Могенс не стал ему возражать. Если Грейвс привел его сюда, чтобы получить отпущение грехов, то он понапрасну проделал этот путь.
— И ты вправду думал, что я в порыве благодарности стану тебе помогать стать знаменитым вот этим? — зло спросил он. — Не рассказывай мне, что ты здесь ради высоких идеалов науки, Джонатан! Ты ревностно охраняешь свое сокровище. Ты скрыл находку от Хьямс, Мерсера и Мак-Клюра не потому, что они не специалисты в этой области, а потому, что ты не хочешь ни с кем делиться своим открытием! Ты жаждешь его только для себя! Слава, научное бессмертие! Бог мой, уверен, если бы это была гробница где-нибудь в египетской пустыне, ты бы без зазрения совести разграбил ее и нажился на этом! Когда тебе пришло в голову позвать на помощь меня? После того как ты убедился, что одному тебе никогда не открыть эту дверь?
— А если и так, то что? — нимало не смутившись, спросил Грейвс.
— Что натолкнуло тебя на мысль, будто я стану помогать тебе? Даже если бы и мог?
— А то, Могенс, что для тебя это шанс себя реабилитировать. — Грейвс по-прежнему хранил невозмутимость. — Тебе никогда не вернуть Дженис и никогда не вернуть к жизни двух других, но ты можешь вернуть себе честь и славу! Никто из тех так называемых «серьезных ученых», которые тогда глумились над тобой, больше не посмеет пикнуть против тебя, когда увидит это здесь. Все, кто тогда называли тебя помешанным, бросятся перед тобой извиняться! Они будут пресмыкаться перед тобой, ползать и лизать сапоги, лишь бы получить дозволение бросить сюда один-единственный взгляд! — Его голос понизился до шепотка совратителя рода человеческого и так же, как тот, оказывал свое воздействие, хоть и стоящие за ним замыслы не были завуалированы. — Ты будешь первым, Могенс. Первым в мире ученым, который докажет, что магия действительно существует!

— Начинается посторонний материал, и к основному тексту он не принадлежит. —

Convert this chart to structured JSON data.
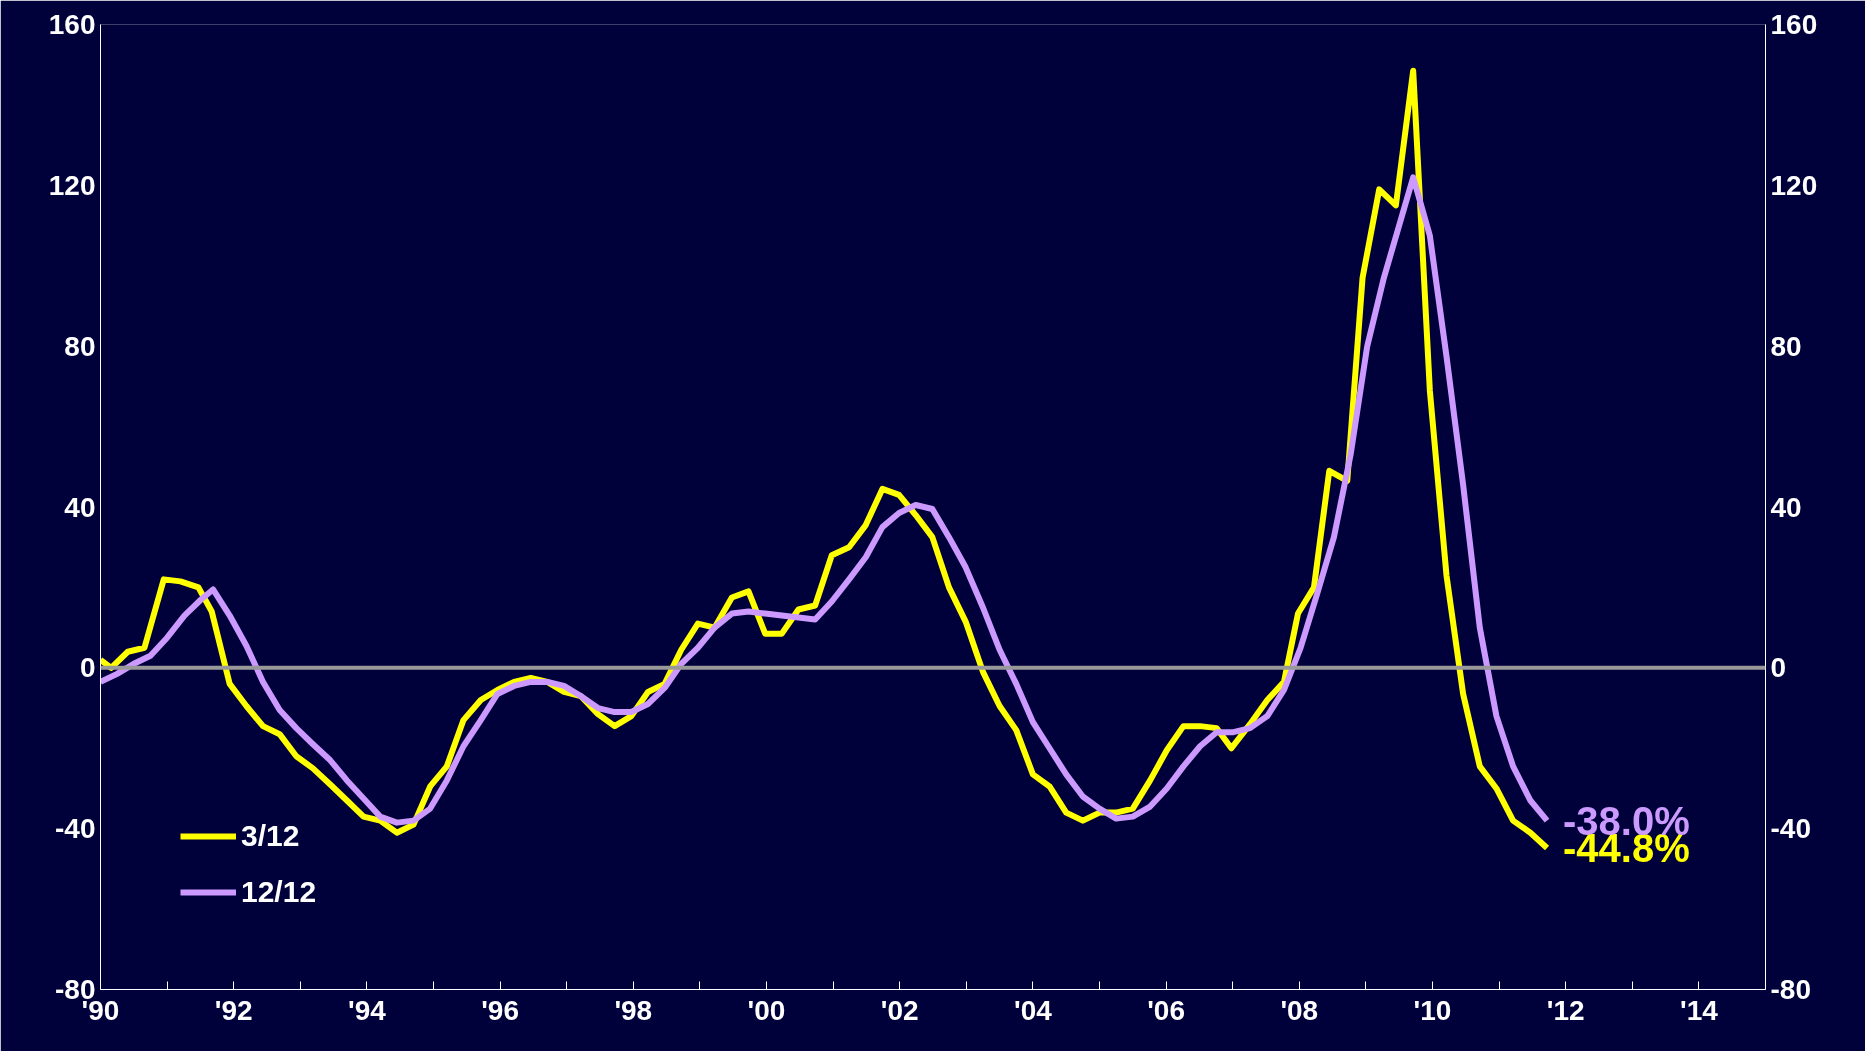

Если бы Могенсу не требовалась помощь Грейвса, чтобы выбраться из этого запечатанного хтонического [8] лабиринта, то всю обратную дорогу до своей хижины он бы бежал, уже ради того, чтобы избавиться от присутствия Грейвса. Он ненавидел Грейвса. В этот момент он ненавидел его так сильно, что одно только это не позволяло ему находиться поблизости, он за себя не отвечал. Он ненавидел Грейвса из-за того, что все вернулось на круги своя, из-за того что встреча с ним вернула каждое мгновение боли, каждую секунду отчаяния, каждую бессонную ночь угрызений совести и страданий. И еще потому, что тот был прав.
8
Хтонический (от греч. chthon — земля) — земной, подземный.
Одно было ясно: Могенс будет ему помогать. Сам он еще был далек от того, чтобы признаться в этом себе, но он знал, что Грейвс в конце концов одержит победу. Просто потому, что каждое сказанное им слово было правдой.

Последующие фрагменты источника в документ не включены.